Master key parameter

Most commands require the master key. The master key can be provided either:

  • In a file (e.g. a volume mounted into Docker)
  • From stdin (by specifying - as the master key filename)
  • Automatically from the configured master key facility (by omitting the master key argument)

Location of the keys

Key

Name

Location

Data key

possum.key

/opt/conjur/etc/

DAP UI key

ui.key

/opt/conjur/etc/

SSL keys

For example:

  • conjur.key
  • ca.key

/opt/conjur/etc/ssl/

Command details

The results of the commands can be seen in these directories.

Command

Description

evoke keys encrypt

Synopsis:

evoke [global options] keys encrypt master.key?

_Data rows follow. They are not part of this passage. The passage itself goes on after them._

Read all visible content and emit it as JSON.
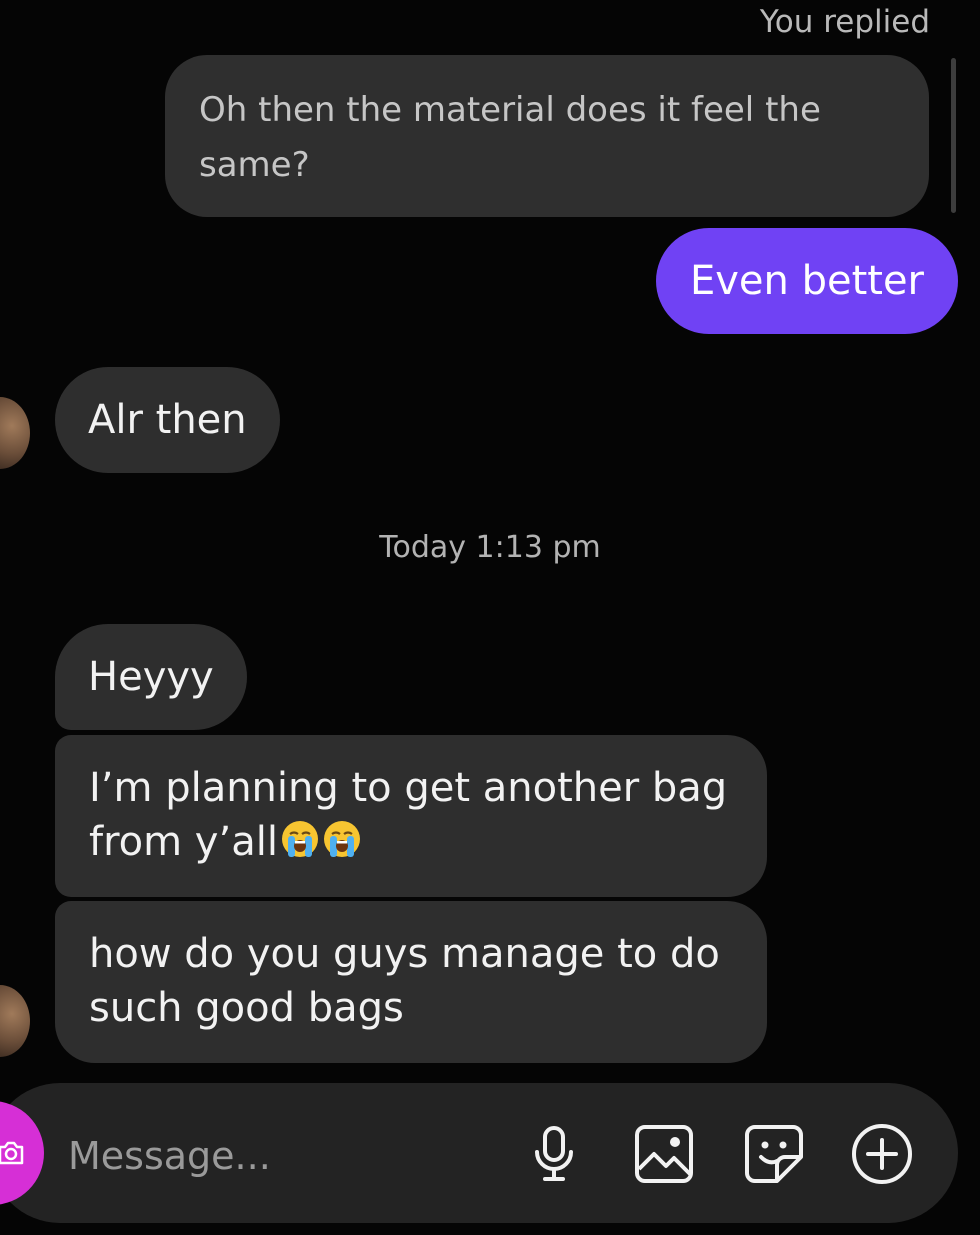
{
  "thread": {
    "reply_label": "You replied",
    "quoted_message": "Oh then the material does it feel the same?",
    "sent_message": "Even better",
    "received_1": "Alr then",
    "timestamp": "Today 1:13 pm",
    "received_2": "Heyyy",
    "received_3": "I’m planning to get another bag from y’all",
    "received_3_emojis": [
      "loudly-crying-face",
      "loudly-crying-face"
    ],
    "received_4": "how do you guys manage to do such good bags"
  },
  "composer": {
    "placeholder": "Message..."
  },
  "colors": {
    "background": "#050505",
    "sent_bubble": "#7042f4",
    "received_bubble": "#2e2e2e",
    "camera_button": "#d62fd6"
  },
  "icons": [
    "camera-icon",
    "microphone-icon",
    "gallery-icon",
    "sticker-icon",
    "plus-icon"
  ]
}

Encrypts the server keys. The unencrypted server keys are deleted from the file system and are replaced with encrypted files, ending with the suffix *.enc.

Example:

evoke keys encrypt /secrets/master.key

evoke keys decrypt

Synopsis:

evoke [global options] keys decrypt key-name master.key?

Decrypts the specified key and prints it to stdout. The key name must match the key filename, as if the local working folder is /opt/conjur/etc.

Examples:

evoke keys decrypt possum.key

evoke keys decrypt ssl/my-follower /secrets/master.key

evoke keys decrypt-all

Synopsis:

evoke [global options] keys decrypt-all master.key?

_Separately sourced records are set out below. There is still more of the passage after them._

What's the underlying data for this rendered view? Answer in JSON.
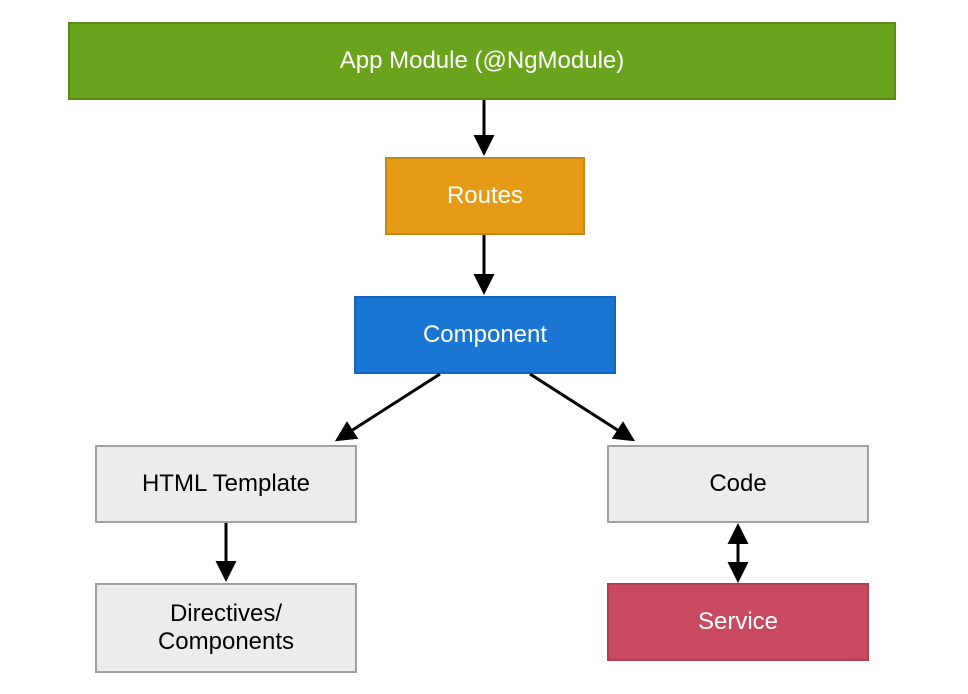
{
  "nodes": {
    "app_module": {
      "label": "App Module (@NgModule)"
    },
    "routes": {
      "label": "Routes"
    },
    "component": {
      "label": "Component"
    },
    "html_template": {
      "label": "HTML Template"
    },
    "code": {
      "label": "Code"
    },
    "directives": {
      "label": "Directives/\nComponents"
    },
    "service": {
      "label": "Service"
    }
  },
  "edges": [
    {
      "from": "app_module",
      "to": "routes",
      "type": "single"
    },
    {
      "from": "routes",
      "to": "component",
      "type": "single"
    },
    {
      "from": "component",
      "to": "html_template",
      "type": "single"
    },
    {
      "from": "component",
      "to": "code",
      "type": "single"
    },
    {
      "from": "html_template",
      "to": "directives",
      "type": "single"
    },
    {
      "from": "code",
      "to": "service",
      "type": "double"
    }
  ]
}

Decrypts all keys and places them on the file system in plain text. This is the inverse of encrypt.

Example:

evoke keys decrypt-all /secrets/master.key

evoke keys exec

Synopsis:

evoke [global options] keys exec [command options] master.key? -- command [arg1, arg2 ...]

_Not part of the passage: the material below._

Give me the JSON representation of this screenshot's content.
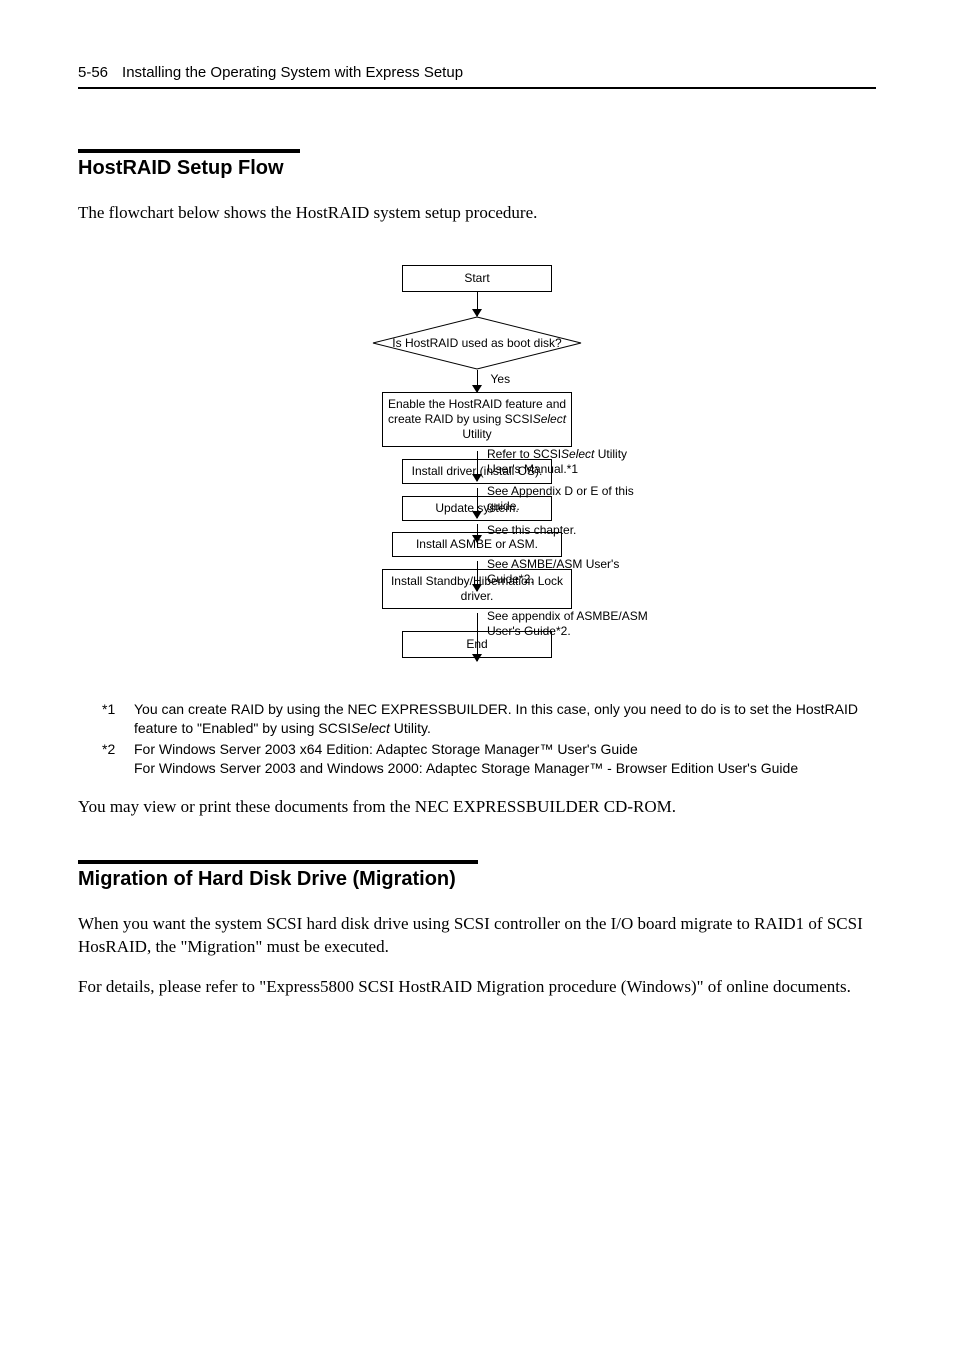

Executes a program that requires access to the server keys. The keys are unlocked before running the command. The -m parameter is used to place the master key into the Linux keyring along with the server keys.

After evoke keys encrypt has encrypted the server keys, evoke keys exec -m is required in any of the following evoke commands :

  • evoke ca issue
  • evoke ca regenerate
  • evoke unpack
  • evoke restore --accept-eula
  • evoke configure (except on creation of the initial Master)

Examples:

  • Print the keys in the keyring:

    evoke keys exec -- keyctl show

  • Unlock keys to the keyring using a master key file, and run evoke configure follower:

    evoke keys exec -m /secrets/master.key -- evoke configure follower

  • Use configured master key facility to unlock keys to the keyring, and restore from backup:

    evoke keys exec -m -- evoke restore --accept-eula

evoke keys lock

Synopsis:

evoke [global options] keys lock

Locks access to the encrypted server keys. This means that the plaintext keys are removed from the Linux kernel keyring and memory.

Once the server keys are removed from the keyring, the DAP services no longer start up and have no way to decrypt data from the database. For the services to start successfully, use evoke keys unlock or evoke keys exec.

Example:

evoke keys lock

evoke keys show-master-key

Synopsis:

evoke [global options] keys show-master-key

When HSM or KMS are configured, retrieves the master key from the master key facility ().

evoke keys unlock

Synopsis:

evoke [global options] keys unlock master.key?

Securely decrypts the server keys. The data key and DAP UI key are stored in the Linux kernel keyring and the SSL keys are stored in memory based file system (/dev/shm/ssl). The decrypted keys are available only to DAP services.

You must use this command or evoke keys exec before starting any of the following services:

  • pg (PostgreSQL database)
  • nginx (Webserver)
  • conjur (DAP services)

Limitations

OpenShift/Kubernetes integration: When server key encryption is enabled, the Seed service for auto-enrolling Followers in Kubernetes is not supported.